One of the coolest things for everyone working at CloudFactory is the amazing technology our customers are creating. Their spirit of innovation inspires each of us to push our own boundaries and solve new problems by thinking differently. We get to support our customers as they quite literally create the future, and that is a novelty that never wears off.

One area we’re particularly excited about is the development of AI for autonomous driving vehicles. Whether it’s working with a customer like Embark, who is creating the first ever autonomous driving trucks, or drive.ai, who is using deep learning to “build the brain of self-driving vehicles,” these are ambitious efforts that could lead to a safer, cleaner, and more productive future.

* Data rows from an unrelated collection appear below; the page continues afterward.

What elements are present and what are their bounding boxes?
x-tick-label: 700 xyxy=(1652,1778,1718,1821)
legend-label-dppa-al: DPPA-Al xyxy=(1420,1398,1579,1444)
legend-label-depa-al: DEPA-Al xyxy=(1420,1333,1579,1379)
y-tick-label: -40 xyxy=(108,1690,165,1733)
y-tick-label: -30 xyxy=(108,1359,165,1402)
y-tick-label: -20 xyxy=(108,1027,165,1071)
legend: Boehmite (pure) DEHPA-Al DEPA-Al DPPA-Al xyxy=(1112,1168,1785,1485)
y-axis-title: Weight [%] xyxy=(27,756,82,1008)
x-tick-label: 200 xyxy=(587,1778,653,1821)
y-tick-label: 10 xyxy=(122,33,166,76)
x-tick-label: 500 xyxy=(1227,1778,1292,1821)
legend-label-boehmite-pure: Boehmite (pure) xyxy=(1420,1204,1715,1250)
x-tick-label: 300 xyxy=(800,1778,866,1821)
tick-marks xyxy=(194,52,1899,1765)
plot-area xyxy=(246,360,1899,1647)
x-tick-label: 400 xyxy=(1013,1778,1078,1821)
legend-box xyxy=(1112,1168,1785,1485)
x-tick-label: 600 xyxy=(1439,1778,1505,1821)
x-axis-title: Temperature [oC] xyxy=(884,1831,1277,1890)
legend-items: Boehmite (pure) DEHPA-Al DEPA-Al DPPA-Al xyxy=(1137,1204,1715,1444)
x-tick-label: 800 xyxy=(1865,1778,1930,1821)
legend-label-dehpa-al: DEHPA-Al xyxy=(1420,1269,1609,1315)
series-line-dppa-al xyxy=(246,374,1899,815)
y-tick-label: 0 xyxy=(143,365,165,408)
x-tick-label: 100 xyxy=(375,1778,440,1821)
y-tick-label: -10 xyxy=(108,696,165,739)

We help these customers by taking the painstaking tasks associated with preparing the massive datasets they need to fuel their algorithms. Often it comes in the form of processing thousands upon thousands of raw images, by enriching that data with labeled bounding boxes, providing scene annotation for semantic understanding, or providing 3-D point cloud annotations. All of these applications hold the promise of making machine vision algorithms safer, which in turn, brings them one step closer to reality.

Recently, the New York Times featured an article showcasing how the technology works, who the players are, and what role they’re playing. We thought it would be interesting to examine how data scientists and engineers are creating an autonomous driving future.

The fact is, the future is here.

“Autonomous cars have arrived. Uber has a fleet operating in Pittsburgh, Google’s parent company is closer to coming to market with its driverless project and the federal government has begun to issue guidelines on how the cars should work.” (From NYT Article)

Most animals (95%) use vision to navigate their environments, and people who are pushing the boundaries of AI believe their technology should do the same. We help our customers prepare accurate datasets for their computer vision algorithms.

For instance, notice the camera on top of the car in the image above. The raw images contain objects like road signs, traffic lights, or moving objects - like people. To train both their recognition and decision-making algorithms, we take their raw data and deliver it back with bounding boxes and labels that accurately categorize and identify those objects. These enriched images are then used to “teach” autonomous systems how to recognize the objects, and how to decide on the appropriate response.

The car’s sensors gather data on nearby objects, like their size and rate of speed. It categorizes the objects — as cyclists, pedestrians or other cars and objects — based on how they are likely to behave. (From NYT Article)

For those using lidar, an active laser sensor system illuminates the car’s surroundings, creating what are known as point clouds. We transform those images into 3-D annotations. This lidar data is annotated to provide accurate georeferenced coordinates that are used to replicate the reality of a car’s surroundings, creating the AI that makes the technology safer and more reliable. This makes it possible for our customers to build better learning systems, and ultimately, safer autonomous vehicles.

Another way we help our customers is by providing enriched data for contextual situations, otherwise known as semantic understanding. We help take image understanding from low-level image features to high-level semantics by identifying objects and events, which provides situational understanding to help our customers create more advanced learning systems.

These are just a few of the ways we’re helping our customers define the future of autonomous vehicles. The ugly truth is that data scientists spend close to 80% of their time on data preparation. This is an expensive proposition when you consider that their time could be used far more efficiently by solving complex problems, instead of processing thousands of images. We’re here to free them up by offering a dependable and elastic way to prepare accurate datasets so they can focus on building incredible technology.